İzmir CHP’de satranç oyunları…

06 Ocak, 2015

   Eski İl Başkanı Ali Engin’in Milletvekilliği aday adaylığı için istifa etmesinin ardından İl Başkanlık koltuğunu kapma yarışı devam ediyor. CHP’nin Örgütlerden sorumlu Genel Başkan Yardımcısı Tekin Bingöl’ün ardından yaşanan son gelişmeleri parti yönetiminden bazı isimlerle değerlendirdik.  Oluşan algı ve konuşulanları paylaşayım.

   İl'de istifa edeceklere karşın kendi adamlarını atayabileceklerini ifade eden düşünce altüst olmuş durumda.  Genel başkan yardımcısı geldi gitti, “biz nasıl olsa istifa ettiririz onları, genel merkezden korkarlar” düşüncesi ile yeni bir il başkanı bularak yeni yönetim oluşturmayı planladılar. Ama gözden kaçırdıkları bir nokta var ki, o da il kongresi ve il kongresinin iradesi. Partinin mevcut tüzüğüne baktığımızda da tüm karar ve yetkinin il yönetimine ait olduğunu görüyoruz. Ve il yönetiminin içinde de İzmir’i dizayn eden Kocaoğlu ve Yüksel ekibinden uzaklaşmış insanlar var. Yedek listeden gelecek 7 kişinin de il kongresinin iradesine sahip çıkmak isteyenlerden olduğu söyleniyor.

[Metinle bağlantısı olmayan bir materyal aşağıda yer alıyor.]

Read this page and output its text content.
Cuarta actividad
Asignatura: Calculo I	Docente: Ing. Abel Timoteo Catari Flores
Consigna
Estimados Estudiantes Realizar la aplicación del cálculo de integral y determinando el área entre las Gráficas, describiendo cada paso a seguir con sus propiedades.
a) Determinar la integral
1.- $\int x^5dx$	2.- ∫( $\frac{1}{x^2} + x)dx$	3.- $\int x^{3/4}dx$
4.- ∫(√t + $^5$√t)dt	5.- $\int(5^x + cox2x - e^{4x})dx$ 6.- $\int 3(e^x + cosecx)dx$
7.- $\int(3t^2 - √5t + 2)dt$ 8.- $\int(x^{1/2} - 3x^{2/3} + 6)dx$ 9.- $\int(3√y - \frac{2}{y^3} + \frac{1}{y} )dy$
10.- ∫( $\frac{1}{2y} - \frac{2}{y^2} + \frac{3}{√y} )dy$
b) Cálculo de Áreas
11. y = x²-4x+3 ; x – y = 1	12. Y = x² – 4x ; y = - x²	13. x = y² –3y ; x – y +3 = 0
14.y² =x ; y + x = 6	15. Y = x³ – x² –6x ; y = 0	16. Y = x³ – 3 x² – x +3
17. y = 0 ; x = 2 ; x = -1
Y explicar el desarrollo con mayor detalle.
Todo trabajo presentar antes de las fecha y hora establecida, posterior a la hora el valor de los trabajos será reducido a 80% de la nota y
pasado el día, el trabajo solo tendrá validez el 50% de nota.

   İçerideki son durum işe şöyle, Tekin Bingöl gelince rahatlıkla görevden almanın ve istifaların olabileceği düşünüldü.  Yönetim kurulu üyelerinin büyük bir bölümü ise görevden alırsanız alın biz istifa etmeyiz dediler.  Ama genel merkez bunu göze alamadı çünkü görevden alınma olursa il 45 gün içerisinde kongreye gider ve böylece İzmir’de dönüşüm başlar.  İzmir’de ne şehri kendince dizayn eden isimler kalır ne de genel merkezin istediği olur. Böylece örgütün istediği ortaya çıkar.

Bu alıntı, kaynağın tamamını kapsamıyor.